Mesmo que o atual governo Lula, em seu mandato de 2023-2026 mande os seus ministros se calarem diante de mais um aniversário do golpe militar-civil e empresarial que completa 60 anos, ele não vai conseguir seu intento. Mais uma vez esse governo, como tantos outros que se passaram, não vai punir os militares golpistas, que iniciaram a sua carreira de conspiradores na Proclamação da República em 1889. Naquele período unindo-se aos civis do Partido Republicano, fundado em 1870, dão o primeiro golpe militar para derrubar o Império. Daí para frente houve uma sequência de outros golpes militares, como: 1930, 1945 e finalmente o de 1964.
Diferente dos outros golpes, o de 1964, que colocou os militares no poder, não foi um movimento conspiratório apenas, mas, ao contrário disto, uma campanha bem elaborada do ponto de vista ideológico, político e militar, organizada através de grupos multinacionais e associados dentro do complexo Instituto de Pesquisa e Estudos Sociais (IPES) e o Instituto Brasileiro de Ação Democrática (IBAD) (Dreifuss, 1981).
Completando essa ideia, poderíamos acrescentar que, além dessas instituições, participaram da derrubada da democracia no Brasil, em 1964, a Escola Superior de Guerra (ESG), o Estado Norte Americano, a Igreja Católica, a mídia e a classe média, que depois, arrependidas, viram seus filhos morrerem torturados. Esta campanha teve o seu auge em abril de 1964 com uma ação militar para derrubar o governo de João Goulart e conter, daí para frente, a participação dos movimentos sociais tanto do campo como da cidade. Vivia-se a expectativa de termos, finalmente, uma reforma agrária, mas, para uma burguesia tão atrasada como a nossa, seria inadmissível aceitar até mesmo que Jango ousasse fazer uma reforma agrária em terras públicas controladas pelo Estado. E foi o que ocorreu. Jango anuncia a reforma agrária no dia 15 de março de 1964, no comício da Central do Brasil, e não chega ao final do mês como chefe de Estado.
Uma das melhores descrições do sentido do golpe está contida nas palavras de Herbert de Souza, o Betinho: “num primeiro momento, o golpe paralisou para, em seguida, desarticular as forças embaladas na mobilização social por um país novo, diferente, mais justo e mais livre. Era um processo que seguramente levaria o Brasil para o caminho das reformas. Não estávamos a caminho da revolução, mas da libertação. Mas aqueles setores extremamente atrasados, temendo que isto se transformasse na revolução, resolveram se unir para matar a criança ainda no útero.
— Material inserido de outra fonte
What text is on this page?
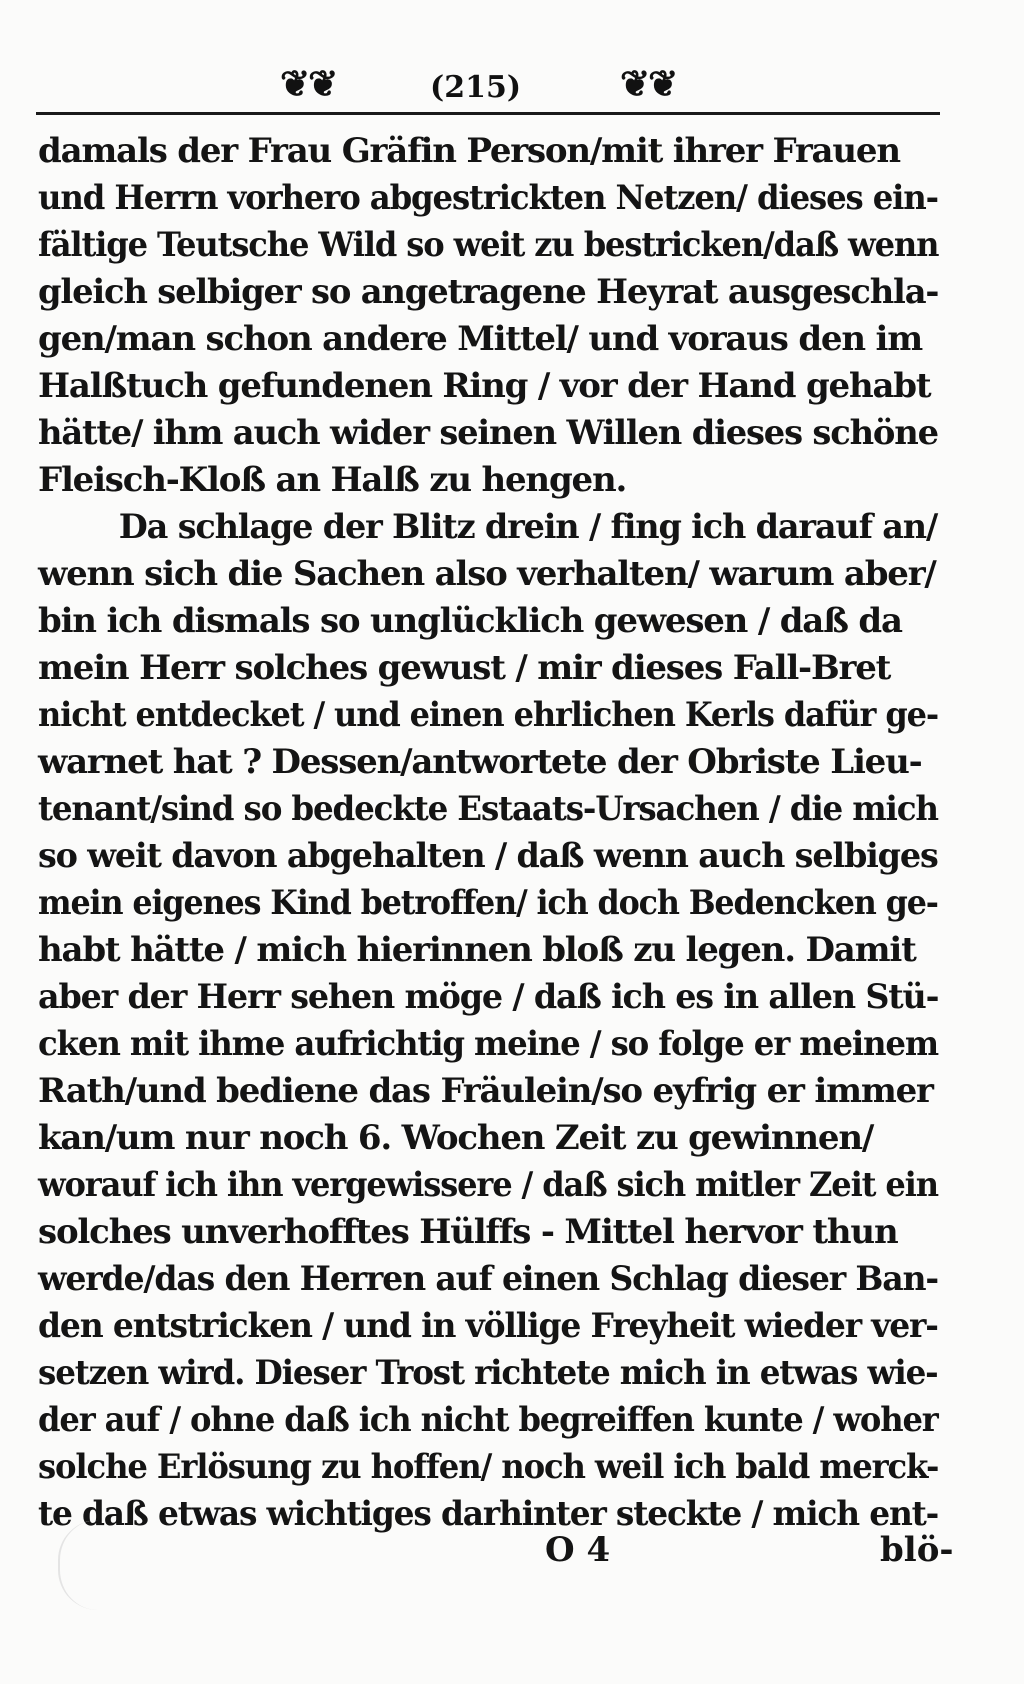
❦❦	(215)	❦❦
damals der Frau Gräfin Person/mit ihrer Frauen
und Herrn vorhero abgestrickten Netzen/ dieses ein-
fältige Teutsche Wild so weit zu bestricken/daß wenn
gleich selbiger so angetragene Heyrat ausgeschla-
gen/man schon andere Mittel/ und voraus den im
Halßtuch gefundenen Ring / vor der Hand gehabt
hätte/ ihm auch wider seinen Willen dieses schöne
Fleisch-Kloß an Halß zu hengen.
Da schlage der Blitz drein / fing ich darauf an/
wenn sich die Sachen also verhalten/ warum aber/
bin ich dismals so unglücklich gewesen / daß da
mein Herr solches gewust / mir dieses Fall-Bret
nicht entdecket / und einen ehrlichen Kerls dafür ge-
warnet hat ? Dessen/antwortete der Obriste Lieu-
tenant/sind so bedeckte Estaats-Ursachen / die mich
so weit davon abgehalten / daß wenn auch selbiges
mein eigenes Kind betroffen/ ich doch Bedencken ge-
habt hätte / mich hierinnen bloß zu legen. Damit
aber der Herr sehen möge / daß ich es in allen Stü-
cken mit ihme aufrichtig meine / so folge er meinem
Rath/und bediene das Fräulein/so eyfrig er immer
kan/um nur noch 6. Wochen Zeit zu gewinnen/
worauf ich ihn vergewissere / daß sich mitler Zeit ein
solches unverhofftes Hülffs - Mittel hervor thun
werde/das den Herren auf einen Schlag dieser Ban-
den entstricken / und in völlige Freyheit wieder ver-
setzen wird. Dieser Trost richtete mich in etwas wie-
der auf / ohne daß ich nicht begreiffen kunte / woher
solche Erlösung zu hoffen/ noch weil ich bald merck-
te daß etwas wichtiges darhinter steckte / mich ent-
O 4	blö-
Foi o primeiro golpe absolutamente preventivo contra a liberalização e a democratização da sociedade brasileira” (Barros, 1991, p. 18).
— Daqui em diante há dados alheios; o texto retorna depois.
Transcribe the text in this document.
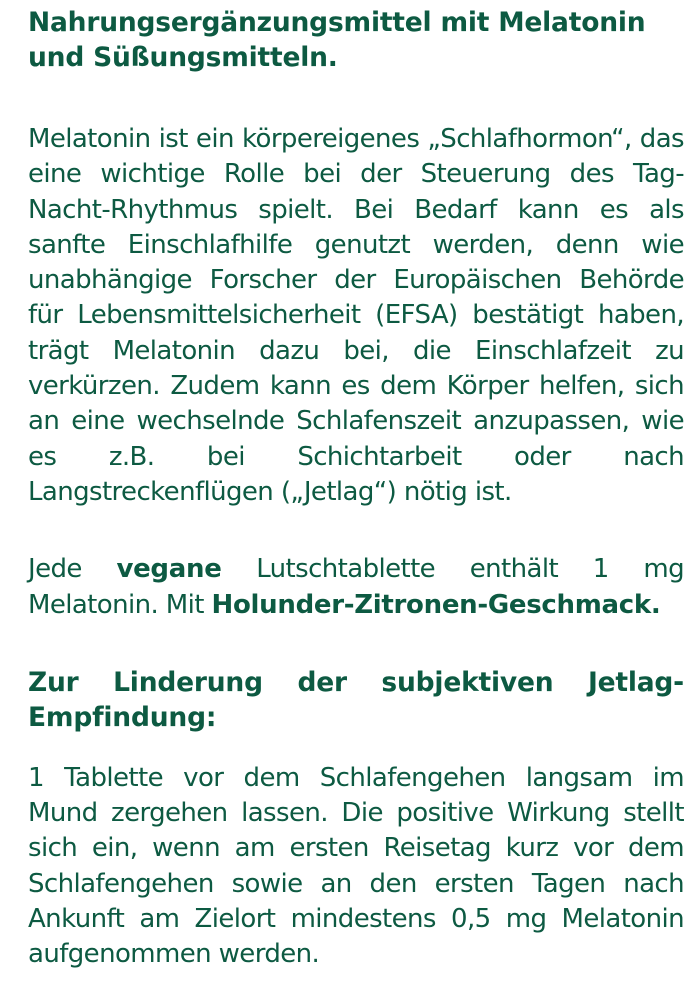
Nahrungsergänzungsmittel mit Melatonin und Süßungsmitteln.

Melatonin ist ein körpereigenes „Schlafhormon“, das eine wichtige Rolle bei der Steuerung des Tag-Nacht-Rhythmus spielt. Bei Bedarf kann es als sanfte Einschlafhilfe genutzt werden, denn wie unabhängige Forscher der Europäischen Behörde für Lebensmittelsicherheit (EFSA) bestätigt haben, trägt Melatonin dazu bei, die Einschlafzeit zu verkürzen. Zudem kann es dem Körper helfen, sich an eine wechselnde Schlafenszeit anzupassen, wie es z.B. bei Schichtarbeit oder nach Langstreckenflügen („Jetlag“) nötig ist.

Jede vegane Lutschtablette enthält 1 mg Melatonin. Mit Holunder-Zitronen-Geschmack.

Zur Linderung der subjektiven Jetlag-Empfindung:

1 Tablette vor dem Schlafengehen langsam im Mund zergehen lassen. Die positive Wirkung stellt sich ein, wenn am ersten Reisetag kurz vor dem Schlafengehen sowie an den ersten Tagen nach Ankunft am Zielort mindestens 0,5 mg Melatonin aufgenommen werden.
Todos sofremos ainda hoje com o golpe civil-militar implantado em 1964. Não foi um período apenas de retirada de direitos, do fim da democracia, mas foi o período de muita, muita repressão e intervenção em todos os setores da sociedade brasileira. Nos sindicatos, nas universidades, na imprensa. Repressão sobre todos aqueles que não estavam alinhados com o novo projeto de governo, baseado na Doutrina de Segurança Nacional (Desenvolvimento e Segurança).
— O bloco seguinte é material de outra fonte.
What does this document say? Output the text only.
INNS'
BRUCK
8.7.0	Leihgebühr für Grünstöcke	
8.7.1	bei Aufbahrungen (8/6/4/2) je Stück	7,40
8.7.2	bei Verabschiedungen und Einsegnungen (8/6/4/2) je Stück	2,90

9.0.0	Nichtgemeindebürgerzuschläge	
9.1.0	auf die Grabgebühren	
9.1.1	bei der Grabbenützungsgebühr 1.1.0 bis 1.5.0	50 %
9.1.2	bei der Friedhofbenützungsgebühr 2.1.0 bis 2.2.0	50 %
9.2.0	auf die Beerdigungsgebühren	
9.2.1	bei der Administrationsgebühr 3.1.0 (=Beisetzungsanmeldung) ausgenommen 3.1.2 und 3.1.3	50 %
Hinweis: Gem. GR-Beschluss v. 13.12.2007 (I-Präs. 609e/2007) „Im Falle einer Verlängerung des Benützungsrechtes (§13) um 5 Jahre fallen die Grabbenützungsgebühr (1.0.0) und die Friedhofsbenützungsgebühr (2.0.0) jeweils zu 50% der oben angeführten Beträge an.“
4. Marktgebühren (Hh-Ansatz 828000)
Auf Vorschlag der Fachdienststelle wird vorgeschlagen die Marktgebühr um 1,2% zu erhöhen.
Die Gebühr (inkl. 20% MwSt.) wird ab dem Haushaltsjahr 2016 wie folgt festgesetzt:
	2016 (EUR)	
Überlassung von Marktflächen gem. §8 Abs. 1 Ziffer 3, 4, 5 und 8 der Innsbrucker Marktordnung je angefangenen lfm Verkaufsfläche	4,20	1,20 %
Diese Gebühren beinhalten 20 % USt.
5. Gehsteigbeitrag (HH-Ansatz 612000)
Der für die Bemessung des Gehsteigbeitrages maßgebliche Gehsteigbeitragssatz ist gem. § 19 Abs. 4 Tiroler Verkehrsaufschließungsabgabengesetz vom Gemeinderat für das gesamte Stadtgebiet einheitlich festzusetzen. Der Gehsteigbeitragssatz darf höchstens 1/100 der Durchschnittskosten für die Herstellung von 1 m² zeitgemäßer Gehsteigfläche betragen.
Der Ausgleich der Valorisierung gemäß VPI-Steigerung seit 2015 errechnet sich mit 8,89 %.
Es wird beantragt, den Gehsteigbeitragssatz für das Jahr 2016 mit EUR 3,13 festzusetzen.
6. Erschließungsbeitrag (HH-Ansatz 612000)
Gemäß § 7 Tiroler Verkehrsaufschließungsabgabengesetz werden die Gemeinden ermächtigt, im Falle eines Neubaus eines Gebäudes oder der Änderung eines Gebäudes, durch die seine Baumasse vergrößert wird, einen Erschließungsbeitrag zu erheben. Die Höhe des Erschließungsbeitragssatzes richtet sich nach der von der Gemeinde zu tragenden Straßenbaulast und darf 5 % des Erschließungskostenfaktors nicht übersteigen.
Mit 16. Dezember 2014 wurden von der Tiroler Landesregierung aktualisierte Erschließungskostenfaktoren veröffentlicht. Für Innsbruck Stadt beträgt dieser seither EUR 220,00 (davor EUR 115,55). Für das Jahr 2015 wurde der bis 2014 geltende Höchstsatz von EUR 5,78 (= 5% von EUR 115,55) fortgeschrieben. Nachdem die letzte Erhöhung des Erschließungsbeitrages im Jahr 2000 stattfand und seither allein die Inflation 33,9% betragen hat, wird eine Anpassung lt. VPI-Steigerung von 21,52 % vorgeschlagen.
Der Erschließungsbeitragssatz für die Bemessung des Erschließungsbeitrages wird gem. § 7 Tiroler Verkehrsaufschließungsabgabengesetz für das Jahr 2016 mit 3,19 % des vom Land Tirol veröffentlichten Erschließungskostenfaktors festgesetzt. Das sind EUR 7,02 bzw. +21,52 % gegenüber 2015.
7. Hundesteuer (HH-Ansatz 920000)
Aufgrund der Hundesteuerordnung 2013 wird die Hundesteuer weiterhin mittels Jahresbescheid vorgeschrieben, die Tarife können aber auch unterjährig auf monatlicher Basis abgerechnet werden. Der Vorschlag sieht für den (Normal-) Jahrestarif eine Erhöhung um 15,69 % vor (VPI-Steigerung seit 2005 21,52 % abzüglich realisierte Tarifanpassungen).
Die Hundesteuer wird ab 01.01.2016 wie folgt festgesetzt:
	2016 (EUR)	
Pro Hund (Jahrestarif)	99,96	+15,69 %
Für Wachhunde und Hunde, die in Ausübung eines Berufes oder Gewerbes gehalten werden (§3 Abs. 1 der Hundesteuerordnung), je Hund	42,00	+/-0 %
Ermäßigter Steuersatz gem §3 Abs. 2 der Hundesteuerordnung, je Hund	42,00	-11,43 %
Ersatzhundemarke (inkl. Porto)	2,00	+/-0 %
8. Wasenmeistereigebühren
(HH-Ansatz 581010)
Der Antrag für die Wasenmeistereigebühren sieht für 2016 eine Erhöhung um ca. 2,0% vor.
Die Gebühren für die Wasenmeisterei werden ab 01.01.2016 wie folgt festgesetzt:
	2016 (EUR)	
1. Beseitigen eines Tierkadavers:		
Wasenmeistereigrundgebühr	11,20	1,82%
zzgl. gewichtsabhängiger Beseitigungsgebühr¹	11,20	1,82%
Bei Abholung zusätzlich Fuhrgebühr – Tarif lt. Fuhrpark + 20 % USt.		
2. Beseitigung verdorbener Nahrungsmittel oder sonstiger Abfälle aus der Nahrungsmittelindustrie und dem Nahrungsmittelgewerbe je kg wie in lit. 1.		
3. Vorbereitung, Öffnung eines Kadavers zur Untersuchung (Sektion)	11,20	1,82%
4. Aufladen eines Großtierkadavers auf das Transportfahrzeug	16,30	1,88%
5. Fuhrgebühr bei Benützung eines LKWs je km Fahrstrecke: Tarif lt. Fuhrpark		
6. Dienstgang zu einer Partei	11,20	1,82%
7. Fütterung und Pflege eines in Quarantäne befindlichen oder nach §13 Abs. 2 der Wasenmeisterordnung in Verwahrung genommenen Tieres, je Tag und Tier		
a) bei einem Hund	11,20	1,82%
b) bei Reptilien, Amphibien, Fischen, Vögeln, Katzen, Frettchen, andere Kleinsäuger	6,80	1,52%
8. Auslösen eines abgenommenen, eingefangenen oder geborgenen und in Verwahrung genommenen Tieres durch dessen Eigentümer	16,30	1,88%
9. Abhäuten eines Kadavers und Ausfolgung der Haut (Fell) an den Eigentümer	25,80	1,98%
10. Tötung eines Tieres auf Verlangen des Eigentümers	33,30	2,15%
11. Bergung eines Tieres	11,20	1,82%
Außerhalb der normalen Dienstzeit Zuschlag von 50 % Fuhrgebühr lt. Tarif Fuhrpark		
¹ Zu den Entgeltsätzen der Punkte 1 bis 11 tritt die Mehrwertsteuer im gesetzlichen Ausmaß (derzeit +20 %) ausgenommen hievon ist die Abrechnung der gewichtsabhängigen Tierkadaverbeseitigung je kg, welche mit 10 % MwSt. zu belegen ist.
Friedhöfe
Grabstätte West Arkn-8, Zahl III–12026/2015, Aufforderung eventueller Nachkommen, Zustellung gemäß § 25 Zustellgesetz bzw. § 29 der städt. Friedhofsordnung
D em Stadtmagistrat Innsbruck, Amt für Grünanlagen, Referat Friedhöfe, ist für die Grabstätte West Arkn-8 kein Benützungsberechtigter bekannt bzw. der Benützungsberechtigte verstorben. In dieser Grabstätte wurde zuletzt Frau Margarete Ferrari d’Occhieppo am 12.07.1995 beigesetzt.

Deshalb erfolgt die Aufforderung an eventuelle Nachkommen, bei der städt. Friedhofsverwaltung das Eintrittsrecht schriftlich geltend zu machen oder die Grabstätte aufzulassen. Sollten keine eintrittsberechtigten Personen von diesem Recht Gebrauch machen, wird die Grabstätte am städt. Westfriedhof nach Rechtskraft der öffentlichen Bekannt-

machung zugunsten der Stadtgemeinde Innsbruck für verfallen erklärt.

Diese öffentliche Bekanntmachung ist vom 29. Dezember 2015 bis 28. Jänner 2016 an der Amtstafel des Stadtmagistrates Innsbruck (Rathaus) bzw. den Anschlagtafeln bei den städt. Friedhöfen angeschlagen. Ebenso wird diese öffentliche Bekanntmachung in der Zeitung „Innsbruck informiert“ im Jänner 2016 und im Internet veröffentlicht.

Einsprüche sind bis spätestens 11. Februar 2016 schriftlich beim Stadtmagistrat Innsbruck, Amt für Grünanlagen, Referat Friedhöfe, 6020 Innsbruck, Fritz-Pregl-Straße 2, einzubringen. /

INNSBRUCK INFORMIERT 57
Em nome dessa doutrina, para legitimar o golpe, eles mataram, prenderam, estupraram, torturaram, exilaram (e a lista poderia ser ainda mais estendida), deixando um rastro de miséria, de subnutridos e de analfabetos, de abandonados, e uma dívida externa para ser paga com o trabalho e com o suor da classe trabalhadora, além de uma inflação que beirava os 80% ao mês. Esse foi o resultado, o legado final desse famigerado golpe civil-militar e empresarial que teve como seu último presidente, João Batista Figueiredo, saindo pela porta dos fundos, afirmando para a grande imprensa preferir o cheiro de cavalos ao cheiro de povo.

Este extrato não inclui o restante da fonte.